Стеклянная пыль - Никитин Олег Викторович. Страница 2
Дня за два до праздника мы с Носачом отправились к шаману в гости – Носач поделиться результатами своих опытов, хотя бы и малоутешительных, я же с целью углубления познаний по части местных обычаев. То есть без всякой цели.
Шамана звали Бруко, он с семьей жил рядом с нами, на краю поселка, в просторной, но несколько сыроватой пещере с низким потолком, прокопченным дымом от вечно горящего очага, на котором и сейчас в глиняном котелке что-то варилось. Сам Бруко сидел на камне у стены и высекал каменным резцом изображение некоего животного, помогая себе плоским окатышем.
Мы с Носачом подошли сзади и встали за плечом художника. Рисунок бегущего волколиса был почти готов, оставалось нанести последние, определяющие пол и возраст зверя штрихи в районе хвоста, головы и туловища, излишне, на мой взгляд, коротковатого.

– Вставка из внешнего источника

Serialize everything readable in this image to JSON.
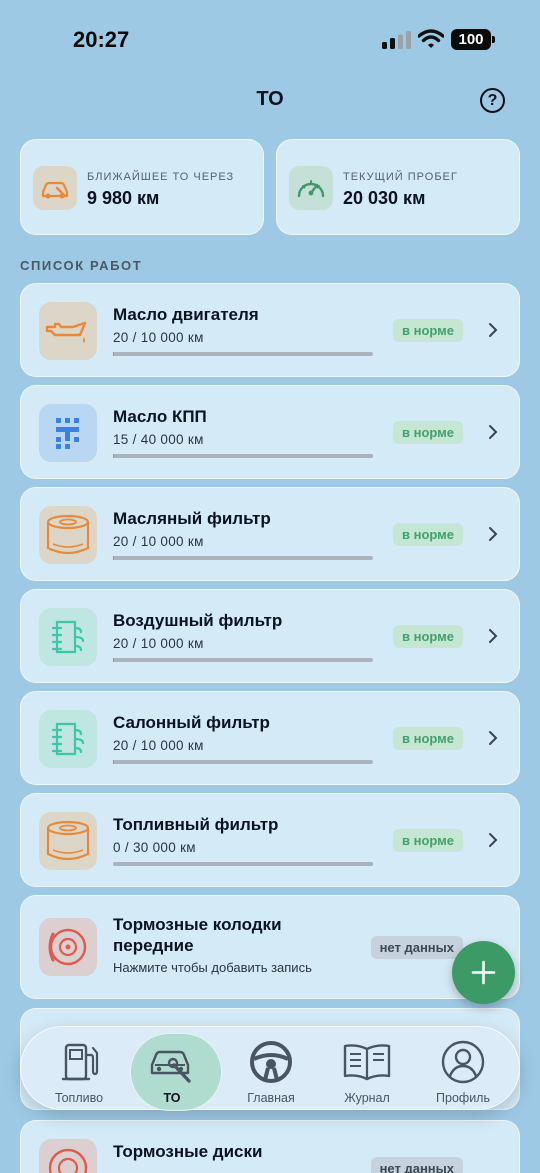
{
  "status_bar": {
    "time": "20:27",
    "battery": "100"
  },
  "header": {
    "title": "ТО",
    "help_icon": "question-circle-icon"
  },
  "summary": [
    {
      "label": "БЛИЖАЙШЕЕ ТО ЧЕРЕЗ",
      "value": "9 980 км",
      "icon": "car-service-icon",
      "color": "#e8893a"
    },
    {
      "label": "ТЕКУЩИЙ ПРОБЕГ",
      "value": "20 030 км",
      "icon": "speedometer-icon",
      "color": "#3e9a6c"
    }
  ],
  "section_title": "СПИСОК РАБОТ",
  "works": [
    {
      "name": "Масло двигателя",
      "progress": "20 / 10 000 км",
      "fraction": 0.002,
      "status": "в норме",
      "icon": "oil-can-icon"
    },
    {
      "name": "Масло КПП",
      "progress": "15 / 40 000 км",
      "fraction": 0.0004,
      "status": "в норме",
      "icon": "gearbox-icon"
    },
    {
      "name": "Масляный фильтр",
      "progress": "20 / 10 000 км",
      "fraction": 0.002,
      "status": "в норме",
      "icon": "oil-filter-icon"
    },
    {
      "name": "Воздушный фильтр",
      "progress": "20 / 10 000 км",
      "fraction": 0.002,
      "status": "в норме",
      "icon": "air-filter-icon"
    },
    {
      "name": "Салонный фильтр",
      "progress": "20 / 10 000 км",
      "fraction": 0.002,
      "status": "в норме",
      "icon": "cabin-filter-icon"
    },
    {
      "name": "Топливный фильтр",
      "progress": "0 / 30 000 км",
      "fraction": 0,
      "status": "в норме",
      "icon": "fuel-filter-icon"
    }
  ],
  "works_nodata": [
    {
      "name_line1": "Тормозные колодки",
      "name_line2": "передние",
      "hint": "Нажмите чтобы добавить запись",
      "status": "нет данных",
      "icon": "brake-pads-icon"
    },
    {
      "name": "Тормозные диски",
      "status": "нет данных",
      "icon": "brake-disc-icon"
    }
  ],
  "fab": {
    "icon": "plus-icon"
  },
  "nav": [
    {
      "label": "Топливо",
      "icon": "fuel-pump-icon"
    },
    {
      "label": "ТО",
      "icon": "car-wrench-icon",
      "active": true
    },
    {
      "label": "Главная",
      "icon": "steering-wheel-icon"
    },
    {
      "label": "Журнал",
      "icon": "book-icon"
    },
    {
      "label": "Профиль",
      "icon": "user-icon"
    }
  ],
  "colors": {
    "accent_green": "#3c9a66",
    "badge_ok_bg": "#c4e6d3",
    "badge_ok_text": "#43a06b",
    "background": "#9ec9e5"
  }
}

Я сказал об этом шаману, но он ответил, что это, во-первых, еще совсем не старый зверь, а во-вторых, он их столько видел вблизи в молодости, что лучше знает.
Носач принялся излагать шаману результаты своих опытов, я же отошел к выходу из пещеры и посмотрел на открывающийся вид. Ничем, собственно, от давно знакомого мне ландшафта, состоящего из реки, леса и расположенных за ним крутых горных кряжей, он не отличался. Трава у входа в жилище шамана была начисто вытоптана, а на склоне в нескольких шагах от меня сидел, нахохлившись, Айси, младший сын Бруко. Он старался так подбросить камешек, чтобы тот угодил в лунку, выкопанную парнишкой между ног. Я собрался вернуться к Бруко, но меня догнал бесцветный голос:
– Берни.
– Ну, – ответил я равнодушно.
– Берни. Я сегодня чуть не поймал суслика. Я кинул в него камнем, но немного промахнулся, и он убежал в нору. Суслики живут в норах, это такие дырки в земле.
Айси являл собой ходячий толковый словарь. Он любил расшифровывать значения общеизвестных слов, очевидно, не будучи уверен, что собеседнику они известны.
– Знаю, – ответил я.
Айси последовал за мной в пещеру и уставился на произведение наскальной живописи, почти завершенное Бруко.
– Отец, а куда он бежит? – поинтересовался сын.
– На водопой. Или за рогатым бубу, по следам.
Пришла жена шамана, седая женщина преклонных лет, и предложила нам похлебки из внутренностей свежезаколотого бути. Мы с удовольствием принялись уплетать наваристый суп, закусывая сочными кишками. Словно сами собой они длинной вереницей проскальзывали в глотку, наполняя желудок благостными ощущениями. Напоследок, в качестве десерта, мы опорожнили череп бути, заполненный сочными, дымящимися мозгами, только что сваренными.
Шаман жил зажиточно, у него даже имелись обширные запасы шипучего ягодного вина, приготовленного специально для празднования Дня первого листа. Одним словом, мы вышли из пещеры изрядно нагрузившимися, и мне пришла в голову шальная мысль.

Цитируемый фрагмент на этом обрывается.